By mid-February, I was down ten pounds, and my appetite was adjusting nicely. I still had some struggles with my mental health, which would result in overeating, and this sense of dread and self doubt.
On March 20th, I had successfully dropped below 220 pounds, but then we were hit with the Shelter-in-Place orders in California, which led to a major crossroads... How do I handle this stressful situation? Do I stick to this plan I had made for myself, or do I retreat into myself, like I did last year?

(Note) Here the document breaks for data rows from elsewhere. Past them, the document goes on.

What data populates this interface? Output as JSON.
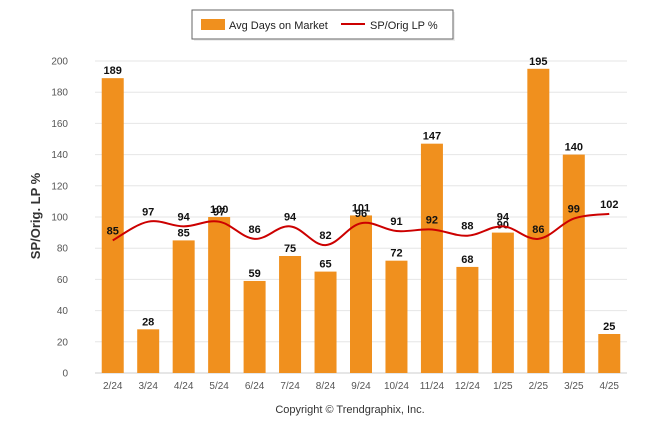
{
  "chart_data": {
    "type": "bar",
    "categories": [
      "2/24",
      "3/24",
      "4/24",
      "5/24",
      "6/24",
      "7/24",
      "8/24",
      "9/24",
      "10/24",
      "11/24",
      "12/24",
      "1/25",
      "2/25",
      "3/25",
      "4/25"
    ],
    "series": [
      {
        "name": "Avg Days on Market",
        "type": "bar",
        "color": "#f0901e",
        "values": [
          189,
          28,
          85,
          100,
          59,
          75,
          65,
          101,
          72,
          147,
          68,
          90,
          195,
          140,
          25
        ]
      },
      {
        "name": "SP/Orig LP %",
        "type": "line",
        "color": "#cc0000",
        "values": [
          85,
          97,
          94,
          97,
          86,
          94,
          82,
          96,
          91,
          92,
          88,
          94,
          86,
          99,
          102
        ]
      }
    ],
    "ylabel": "SP/Orig. LP %",
    "ylim": [
      0,
      200
    ],
    "yticks": [
      0,
      20,
      40,
      60,
      80,
      100,
      120,
      140,
      160,
      180,
      200
    ],
    "grid": true,
    "legend": "top-center"
  },
  "footer": {
    "copyright": "Copyright © Trendgraphix, Inc."
  }
}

I had quite a few difficult moments where the medication I was taking at the time resulted in more dark thoughts and erratic eating patterns, but thankfully this time I had a great support system, including my family and a friend I made in school, who had lost nearly 100 pounds (from 260 at age 14 to ~160 at age 20). He was a great "coach", encouraging me through particularly trying times, even though he was going through some very difficult struggles himself.
Another thing that actually helped a lot was me finding the right thing to help stabilize my emotions and my mood. The thing that helped was something I never thought I would have ended up using: Medical Cannabis.
I had never been one to try anything like that. I had smoked once or twice in 2015 and 2017, but I felt it was something that was simply "not for me". Add in the fact that my mother had slightly traumatic memories of her emotionally abusive stepfather smoking joints, I knew it was something that made her uncomfortable, so I stayed away from it.
My sister, on the flip side, was a huge advocate of it, and she swore that it helped her with her anxiety and focus, which was unusual for me, because I was always taught that Cannabis was the "Seth Rogan lighting up a doobie, listening to trippy music and forgetting where his car is" drug...
However, my sister somehow had talked my mother into trying some products that had CBD in them, and they resulted in my her chronic pain lessening and her mind becoming more clear and focused! So, I decided to dip my toes into this world that I knew next to nothing about.
Three weeks later, I was off all of my antidepressants, and I felt like how I remembered myself being... I felt energetic, ambitious, and OPTIMISTIC about the future, despite all of the craziness in the world. It even helped me manage my appetite, and helped me stay focused on my goals.
I still have my moments where I'll get down on myself or I have to battle my "Negative Nancy" side, but now it feels like it's something that is manageable. It's not something where I let myself get to the point of "despair".
Now that my mental health was in more of a manageable state, I was able to focus more on my weight. In addition to my diet adjustments, I also started adding exercise in. I went on bike rides, short walks, and even some minor weight training.
Another surprisingly good workout? Beat Saber on the Oculus Rift! I had four or five friends recommend it for me, so last week I bought it due to wildfires in my area preventing me from riding my bikeike or going on walks outside. After an hour of playing, I was sore for a day and a half, but I wanted to do more once I was recovered, which was a very positive sign!
Which brings us to now. Today, I stepped on the scale, and it read 200.8 pounds. I have not been this weight since November of 2013, when a bike accident led me to not be able to eat for a week, and I lost over 10 pounds in a week and a half. I am so happy to be at this point, and now I'm only about 15 pounds from the weight I was in my Freshman Year in high school!
Progress Photo - I know it's not as impressive as some of the other photos on this sub, but hey, this is my story, and I'm excited to see where it takes me!
Hopefully this story will be of some encouragement to someone who needs it! Everyone's journey is different, but remember, as long as you're progressing, you're on the right track!